BODY.REVEALED
11 December 2012 — 2 March 2013
Paris

"There is no sex in the USSR "- this sentence pronounced during a "tv-bridge" (a popular form of a TV talkshow at the time, broadcasted live, linking Russia and the United States) in 1986, became phraseological. Nevertheless, according to its author, Liudmila Ivanova, its original meaning has been deformed. It was took out of context, the hole proposition being "there is no sex in the USSR, there is only love."

The exhibition "Body.Revealed" is a non-exhaustive exploration of the presence of the body as an erotic symbol in the space-time of the Soviet era from Perestroika until today, through its representations in photography. With the works of Antanas Sutkus, Igor Savchenko, Igor Mukhin, Evgeny Mokhorev, Vaclovas Straukas, Margo Ovcharenko or Dasha Yastrebova, by allusive keys or more direct images, through the poses and postures, thtough alive or marble models, the RTR gallery traces the question of the body and the sexual tension revealed by it.

In the Soviet era, under the influence of the Communist Party, with its dogmas and obligations, the body has become a working tool (ranging up to abusive exploitation). It is a symbol of propaganda, depending on imposed life models, including hard work and specific conduct. However, the body and nature were stronger than orders: we find in Igor Moukhin series "Monuments" (1985-2001) the flesh or metal cast of athletes and other Stakhanovists ... a real sex appeal as in the Greek statues and there is nothing surprising about it : the inspiration was, at that time, the powerful Roman times.

In his small prints, Igor Savchenko, based on vernacular photography, reveals us many things. In privacy, Soviet citizens often kept postures and official uniforms, even when the body was revealed, it was part within the "line of the Party." However, in some images from the series "Alphabet of gestures" (1990-1993) by Igor Savchenko, we are discovering what the official photograph was hiding at the time: the desired body, embellished, soft or sometimes free.

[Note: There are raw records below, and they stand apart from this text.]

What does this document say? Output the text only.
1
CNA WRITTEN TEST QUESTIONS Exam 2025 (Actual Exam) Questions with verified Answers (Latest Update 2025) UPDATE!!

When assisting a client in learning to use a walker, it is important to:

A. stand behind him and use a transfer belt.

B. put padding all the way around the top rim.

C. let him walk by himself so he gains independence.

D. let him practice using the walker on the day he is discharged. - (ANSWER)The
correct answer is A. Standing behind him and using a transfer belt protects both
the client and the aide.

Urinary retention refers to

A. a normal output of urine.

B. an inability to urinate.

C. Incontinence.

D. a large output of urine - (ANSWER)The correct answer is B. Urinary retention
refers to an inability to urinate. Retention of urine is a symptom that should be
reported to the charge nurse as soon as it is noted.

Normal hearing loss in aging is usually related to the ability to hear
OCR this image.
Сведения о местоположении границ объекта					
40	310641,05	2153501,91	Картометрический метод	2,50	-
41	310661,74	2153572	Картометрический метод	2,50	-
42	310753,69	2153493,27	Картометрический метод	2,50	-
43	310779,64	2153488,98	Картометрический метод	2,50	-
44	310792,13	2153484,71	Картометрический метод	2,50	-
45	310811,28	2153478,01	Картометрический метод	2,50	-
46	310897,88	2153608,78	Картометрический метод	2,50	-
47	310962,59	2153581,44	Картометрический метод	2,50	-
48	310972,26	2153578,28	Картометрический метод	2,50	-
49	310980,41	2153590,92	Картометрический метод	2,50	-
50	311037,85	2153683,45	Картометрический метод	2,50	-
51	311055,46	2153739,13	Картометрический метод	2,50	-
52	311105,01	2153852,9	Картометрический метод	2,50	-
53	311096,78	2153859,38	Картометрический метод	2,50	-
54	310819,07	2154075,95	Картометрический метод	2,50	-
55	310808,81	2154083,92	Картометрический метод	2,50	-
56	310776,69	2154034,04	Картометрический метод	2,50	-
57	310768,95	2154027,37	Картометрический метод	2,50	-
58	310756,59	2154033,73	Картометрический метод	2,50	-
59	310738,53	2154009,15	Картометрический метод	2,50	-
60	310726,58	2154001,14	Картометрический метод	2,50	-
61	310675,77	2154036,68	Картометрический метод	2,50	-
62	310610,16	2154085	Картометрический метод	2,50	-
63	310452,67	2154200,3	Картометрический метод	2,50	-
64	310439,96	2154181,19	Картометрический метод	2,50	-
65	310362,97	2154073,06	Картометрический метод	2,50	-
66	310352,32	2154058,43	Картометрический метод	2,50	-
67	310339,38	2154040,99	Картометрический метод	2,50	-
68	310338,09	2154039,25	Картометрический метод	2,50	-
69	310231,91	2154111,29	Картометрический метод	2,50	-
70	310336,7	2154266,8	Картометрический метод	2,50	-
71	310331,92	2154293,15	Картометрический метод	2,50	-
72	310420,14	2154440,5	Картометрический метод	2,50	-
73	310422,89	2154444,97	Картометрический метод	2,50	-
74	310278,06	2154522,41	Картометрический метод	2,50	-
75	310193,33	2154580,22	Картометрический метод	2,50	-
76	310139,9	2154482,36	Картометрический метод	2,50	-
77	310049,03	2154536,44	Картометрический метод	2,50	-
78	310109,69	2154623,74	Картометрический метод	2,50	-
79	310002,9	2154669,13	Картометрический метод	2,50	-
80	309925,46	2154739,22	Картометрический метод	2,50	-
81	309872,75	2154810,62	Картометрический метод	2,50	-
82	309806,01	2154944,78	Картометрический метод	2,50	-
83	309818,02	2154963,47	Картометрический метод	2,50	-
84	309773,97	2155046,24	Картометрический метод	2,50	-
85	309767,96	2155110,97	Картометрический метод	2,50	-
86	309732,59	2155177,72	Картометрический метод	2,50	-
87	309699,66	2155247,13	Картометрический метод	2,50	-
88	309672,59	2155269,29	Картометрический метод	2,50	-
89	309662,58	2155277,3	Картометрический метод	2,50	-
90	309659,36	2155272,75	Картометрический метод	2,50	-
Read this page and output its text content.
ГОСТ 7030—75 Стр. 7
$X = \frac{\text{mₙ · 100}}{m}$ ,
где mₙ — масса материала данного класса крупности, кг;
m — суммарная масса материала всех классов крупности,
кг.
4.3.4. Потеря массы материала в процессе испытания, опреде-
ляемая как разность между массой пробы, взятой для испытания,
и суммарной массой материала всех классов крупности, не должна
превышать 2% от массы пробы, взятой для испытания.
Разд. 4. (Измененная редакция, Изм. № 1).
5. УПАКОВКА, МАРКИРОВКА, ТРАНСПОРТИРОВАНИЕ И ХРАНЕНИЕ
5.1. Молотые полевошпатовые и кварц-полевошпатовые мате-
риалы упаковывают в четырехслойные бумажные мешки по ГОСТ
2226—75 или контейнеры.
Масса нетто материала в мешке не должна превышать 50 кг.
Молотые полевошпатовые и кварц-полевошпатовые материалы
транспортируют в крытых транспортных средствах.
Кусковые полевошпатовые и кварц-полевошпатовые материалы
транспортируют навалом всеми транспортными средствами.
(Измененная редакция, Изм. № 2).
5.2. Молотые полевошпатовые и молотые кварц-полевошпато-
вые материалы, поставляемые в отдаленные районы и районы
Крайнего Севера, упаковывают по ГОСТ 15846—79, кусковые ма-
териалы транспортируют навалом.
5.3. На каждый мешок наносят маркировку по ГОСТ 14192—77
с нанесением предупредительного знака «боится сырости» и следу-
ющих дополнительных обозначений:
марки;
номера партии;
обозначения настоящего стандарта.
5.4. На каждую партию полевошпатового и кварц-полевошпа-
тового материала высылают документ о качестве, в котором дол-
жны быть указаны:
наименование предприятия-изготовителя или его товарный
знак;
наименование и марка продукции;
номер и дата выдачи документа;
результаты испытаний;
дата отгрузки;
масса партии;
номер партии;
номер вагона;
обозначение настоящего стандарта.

It is true that Igor Moukhin and Igor Savchenko worked after the fall of the USSR, and thereby allow themselves amore liberal interpretations of the subject. Soviet photography was careful not to show body outside the ideology. The only place on the map of the USSR where photographers had taken the liberty to speak, was in the Baltic States, especially Lithuania, " the Photographic Republic" as it was called at the time. In Antanas Sutkus portraits, the body is dressed in a fashionable way and reveals other things such as feminine pride, temptation, affection and complicity with the photographer. In the famous series "The Last Bell" by Vaclovas STRAUKAS we see how the childhood is going away: the schoolgirls are present more like women, not as innocent girls.

With the arrival of the Perestroika, all barriers fell (the moral barriers included). The body becomes the currency, the woman becomes an object, a consumer product. Igor Moukhin's photographs from that period perfectly testify this tipping from prohibition towards anarchy, when the woman, sometimes with certain clumsiness, exposes herself and brags. It is crude, cash, unequivocal.

In the series "26th element. Kronchtadt" (2001-2005), Evgeny Mokhorev creates an alphabet of bodies melted into the landscape of the legendary fortress. The bodies of young people facing these structures, reminiscent of a ship, do resonate the space into a rythmic music with the sound of revolution and constructivism.

The new generation, as elsewhere in the world, is facing the same doubts and fears. It seeks refuge, as in Margo Ovcharenko's photographs, in a melancholy, sometimes dreamy, sometimes acute and tortured. We also find more liberated, and, oddly, more classical expressions in Dasha Yastrebova's series "Without Shame", photographs of young people of Moscow artistic gotha.

In doubt or confidence, in the seduction or shyness, strength or weakness - everything is played on and around the body, and photography reveals it in an accurate and unvarnished way. Take it or leave it.